Wednesday, April 5, 2023

The Logic of Withdrawal

5 April 2023

The Logic of Withdrawal

1.  The Chinese Sage, known today as Laozi, aka Lao Tzu, was the author of the Tao Te Ching (aka Dao De Ching), a brief and sometimes cryptic collection of 81 sayings, observations, and insights that has become a world classic.  Laozi lived in the 6th century B.C. and according to the earliest sources worked as an archivist in the state of Zhou (aka Chou).  Laozi is said to have met Confucius at one point when Confucius consulted Laozi regarding some records of some ancient rites.

2.  With the disintegration of the Zhou and the emergence of widespread conflict, Laozi is said to have made the decision to withdraw from civilization by traveling to the mountains in the ‘west’.  When Laozi reached the border of Zhou the gatekeeper recognized him and would not let Laozi pass until Laozi wrote down his insights and understandings.  The book today known as Dao De Jing (aka Tao Te Ching) is the result of Laozi’s writing at that time.  After handing the document over to the gatekeeper, Laozi departed to the Western Mountains never to be seen again.  Laozi remains an important presence for Daoism (aka Taoism) as a celestial deity, one of the Three Pure Ones, in the complex hierarchy of Daoism’s celestial pantheon.
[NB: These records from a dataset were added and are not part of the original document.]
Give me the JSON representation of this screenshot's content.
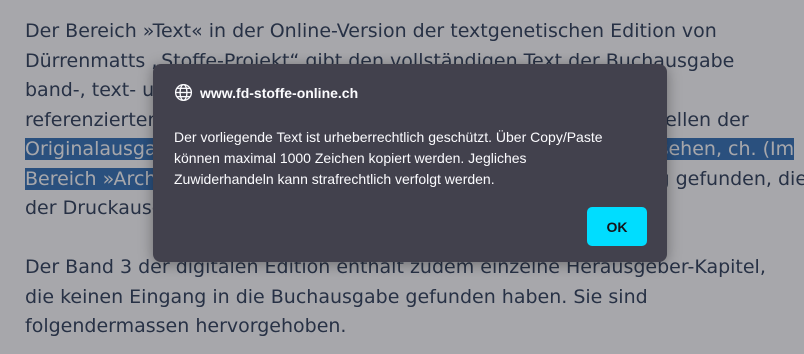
{
  "document": {
    "paragraph1": {
      "line1": "Der Bereich »Text« in der Online-Version der textgenetischen Edition von",
      "line2": "Dürrenmatts „Stoffe-Projekt“ gibt den vollständigen Text der Buchausgabe",
      "line3": "band-, text- und seitengenau wieder. In der Online-Version sind alle",
      "line4": "referenzierten Textstellen mit Verweisen auf die entsprechenden Stellen der",
      "line5_highlight": "Originalausgabe versehen und mit Anmerkungen kommentiert versehen, ch. (Im",
      "line6_highlight": "Bereich »Archiv«",
      "line6_rest": " finden Sie diejenigen Textteile, die keinen Eingang gefunden, die in",
      "line7": "der Druckausgabe nicht berücksichtigt wurden.)"
    },
    "paragraph2": {
      "line1": "Der Band 3 der digitalen Edition enthält zudem einzelne Herausgeber-Kapitel,",
      "line2": "die keinen Eingang in die Buchausgabe gefunden haben. Sie sind",
      "line3": "folgendermassen hervorgehoben."
    },
    "highlight_color": "#2f6fb5",
    "text_color": "#2b3b55"
  },
  "dialog": {
    "site": "www.fd-stoffe-online.ch",
    "site_icon": "globe-icon",
    "message_line1": "Der vorliegende Text ist urheberrechtlich geschützt. Über Copy/Paste",
    "message_line2": "können maximal 1000 Zeichen kopiert werden. Jegliches",
    "message_line3": "Zuwiderhandeln kann strafrechtlich verfolgt werden.",
    "ok_label": "OK",
    "background_color": "#42414d",
    "button_color": "#00ddff"
  }
}
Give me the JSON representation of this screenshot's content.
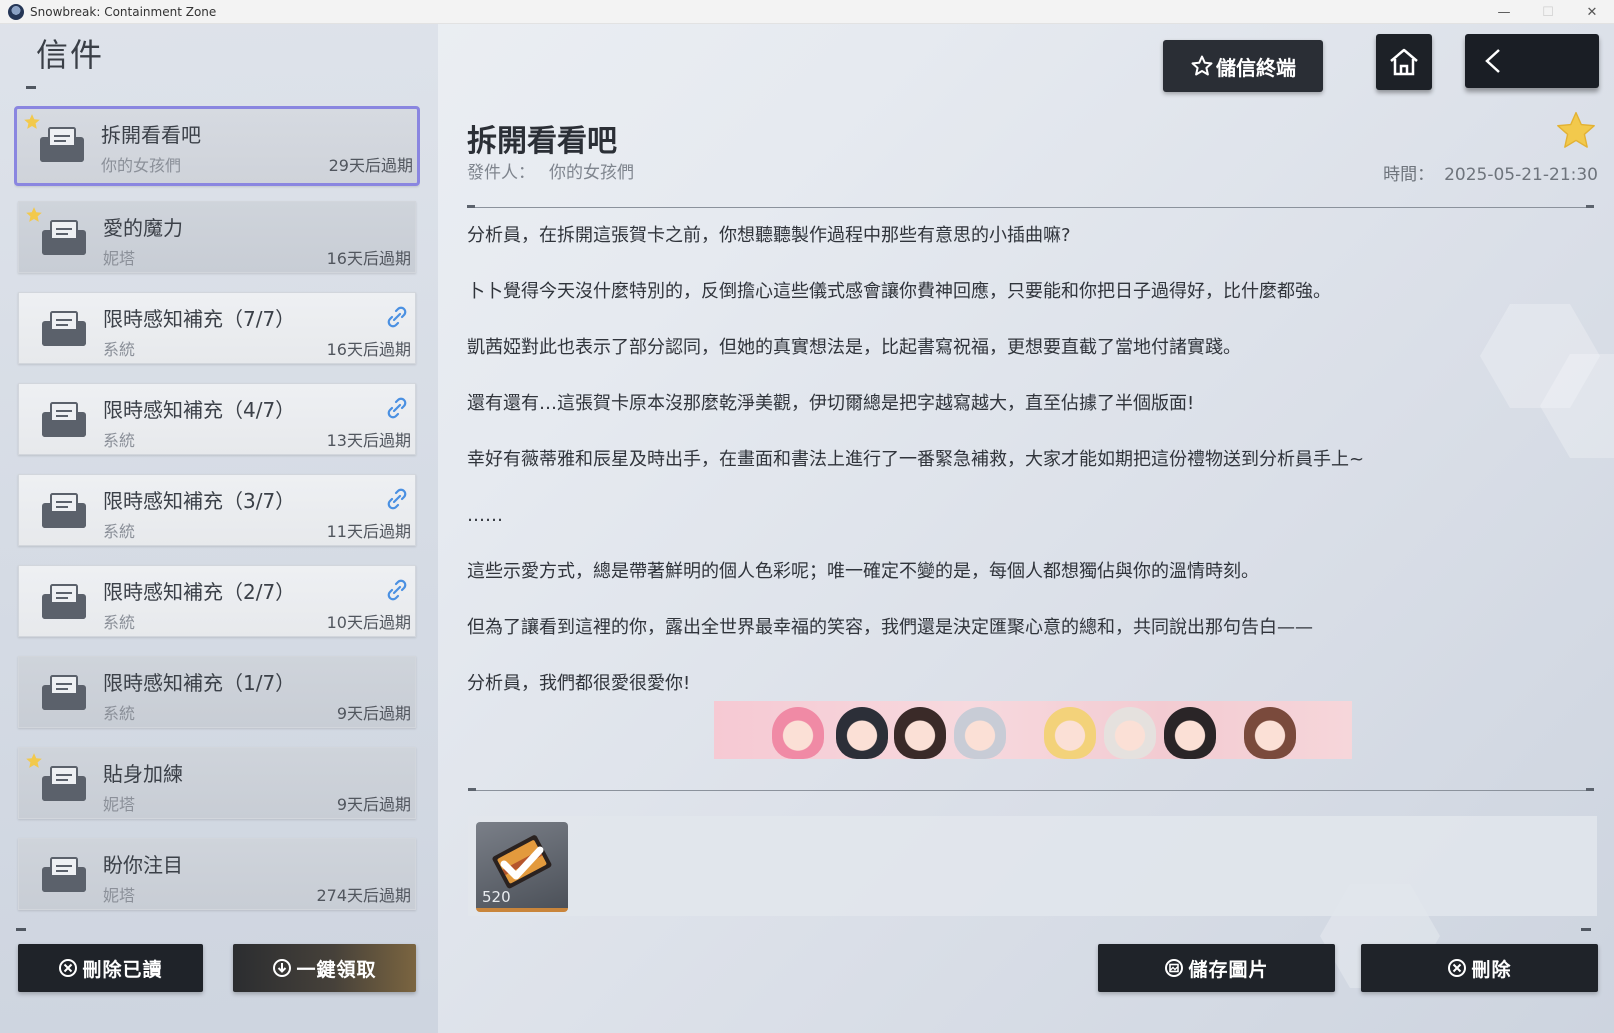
{
  "window": {
    "title": "Snowbreak: Containment Zone",
    "controls": [
      "—",
      "☐",
      "✕"
    ]
  },
  "page": {
    "title": "信件"
  },
  "header": {
    "save_terminal_label": "儲信終端",
    "home_icon": "home-icon",
    "back_icon": "chevron-left-icon"
  },
  "mail_list": [
    {
      "subject": "拆開看看吧",
      "sender": "你的女孩們",
      "expire": "29天后過期",
      "starred": true,
      "attachment": false,
      "selected": true,
      "read": true
    },
    {
      "subject": "愛的魔力",
      "sender": "妮塔",
      "expire": "16天后過期",
      "starred": true,
      "attachment": false,
      "selected": false,
      "read": true
    },
    {
      "subject": "限時感知補充（7/7）",
      "sender": "系統",
      "expire": "16天后過期",
      "starred": false,
      "attachment": true,
      "selected": false,
      "read": false
    },
    {
      "subject": "限時感知補充（4/7）",
      "sender": "系統",
      "expire": "13天后過期",
      "starred": false,
      "attachment": true,
      "selected": false,
      "read": false
    },
    {
      "subject": "限時感知補充（3/7）",
      "sender": "系統",
      "expire": "11天后過期",
      "starred": false,
      "attachment": true,
      "selected": false,
      "read": false
    },
    {
      "subject": "限時感知補充（2/7）",
      "sender": "系統",
      "expire": "10天后過期",
      "starred": false,
      "attachment": true,
      "selected": false,
      "read": false
    },
    {
      "subject": "限時感知補充（1/7）",
      "sender": "系統",
      "expire": "9天后過期",
      "starred": false,
      "attachment": false,
      "selected": false,
      "read": true
    },
    {
      "subject": "貼身加練",
      "sender": "妮塔",
      "expire": "9天后過期",
      "starred": true,
      "attachment": false,
      "selected": false,
      "read": true
    },
    {
      "subject": "盼你注目",
      "sender": "妮塔",
      "expire": "274天后過期",
      "starred": false,
      "attachment": false,
      "selected": false,
      "read": true
    }
  ],
  "list_actions": {
    "delete_read_label": "刪除已讀",
    "claim_all_label": "一鍵領取"
  },
  "detail": {
    "subject": "拆開看看吧",
    "sender_label": "發件人：",
    "sender": "你的女孩們",
    "time_label": "時間：",
    "time": "2025-05-21-21:30",
    "body": [
      "分析員，在拆開這張賀卡之前，你想聽聽製作過程中那些有意思的小插曲嘛?",
      "卜卜覺得今天沒什麼特別的，反倒擔心這些儀式感會讓你費神回應，只要能和你把日子過得好，比什麼都強。",
      "凱茜婭對此也表示了部分認同，但她的真實想法是，比起書寫祝福，更想要直截了當地付諸實踐。",
      "還有還有…這張賀卡原本沒那麼乾淨美觀，伊切爾總是把字越寫越大，直至佔據了半個版面!",
      "幸好有薇蒂雅和辰星及時出手，在畫面和書法上進行了一番緊急補救，大家才能如期把這份禮物送到分析員手上~",
      "……",
      "這些示愛方式，總是帶著鮮明的個人色彩呢；唯一確定不變的是，每個人都想獨佔與你的溫情時刻。",
      "但為了讓看到這裡的你，露出全世界最幸福的笑容，我們還是決定匯聚心意的總和，共同說出那句告白——",
      "分析員，我們都很愛很愛你!"
    ],
    "attachment": {
      "quantity": "520",
      "icon": "gift-card-icon",
      "claimed": true
    }
  },
  "detail_actions": {
    "save_image_label": "儲存圖片",
    "delete_label": "刪除"
  },
  "colors": {
    "accent_selected": "#8a86e0",
    "star": "#f2c94c",
    "attachment_link": "#4a90e2",
    "button_dark": "#1f2329"
  }
}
3.  The story of Laozi leaving civilization, what we sometimes call ‘the world’, is archetypal for a certain view of what spirituality means.  The story is illustrative of what I call ‘the logic of withdrawal.’  I mean by ‘the logic of withdrawal’ the view that spirituality is, in part, a process of stepping away from the concerns of ordinary worldly existence.  It is an application of asceticism to social interaction.

4.  There is a parallel story in the Platonist tradition which I have posted at least once, possibly twice, before.  I am referring to the story related by Porphyry in his biography of Plotinus where Porphyry related how a Roman Senator decided to abandon his position of power and his life of material indulgence, in order to follow the way of philosophy.  The Senator became a student of Plotinus and there is the clear implication in the telling of this story that there is a connection between the abandoning of power, and involvement with worldly affairs, and the Senator’s transformation as a kind of ascetic Platonist.  While the Senator did not wander into the mountains of Northern Italy in the way that Laozi wandered into the Western Mountains of China, still there is a resemblance in the gesture of turning away from a socially engaged life in order to pursue a spiritual life.

5.  There are other examples of this kind of life in Classical Platonism, though they are found mostly as hints and whispers.  For example, Justin Martyr mentions in passing Platonist contemplatives.  And there are passing references to ‘white robed’ Platonists, as opposed to ‘black robed’ Christian monks, in the late Classical period.  It is difficult to discern what the life of a Platonist hermit consisted of; though, again, there are tantalizing hints.  But it seems to me that part of the reason for this difficulty is that they were guided by the logic of withdrawal which inherently means that they left few traces of their way of life.

6.  The logic of withdrawal is foundational for monasticism and the way of the hermit.  More so, I think, for the way of the hermit as the way of the hermit is by its very nature more solitary than cenobitic monasticism. 

7.  The logic of withdrawal rests on the insight that this world in which we live is defective, some would say ‘fallen.’  In Platonism the defective nature of the material world is a result of the world being metaphysically distant from the One and the Good; the more distant something is from the One and the Good, the more that thing is fragmented, distracted, and unable to access, or manifest, the Good.  Hence the material world is a world of division, strife, and sorrow.  The way to overcome division, strife, and sorrow is to turn away from its manifestations and return to the One.  This ‘turning away’ is the meaning of asceticism.  Asceticism is the end of sorrow.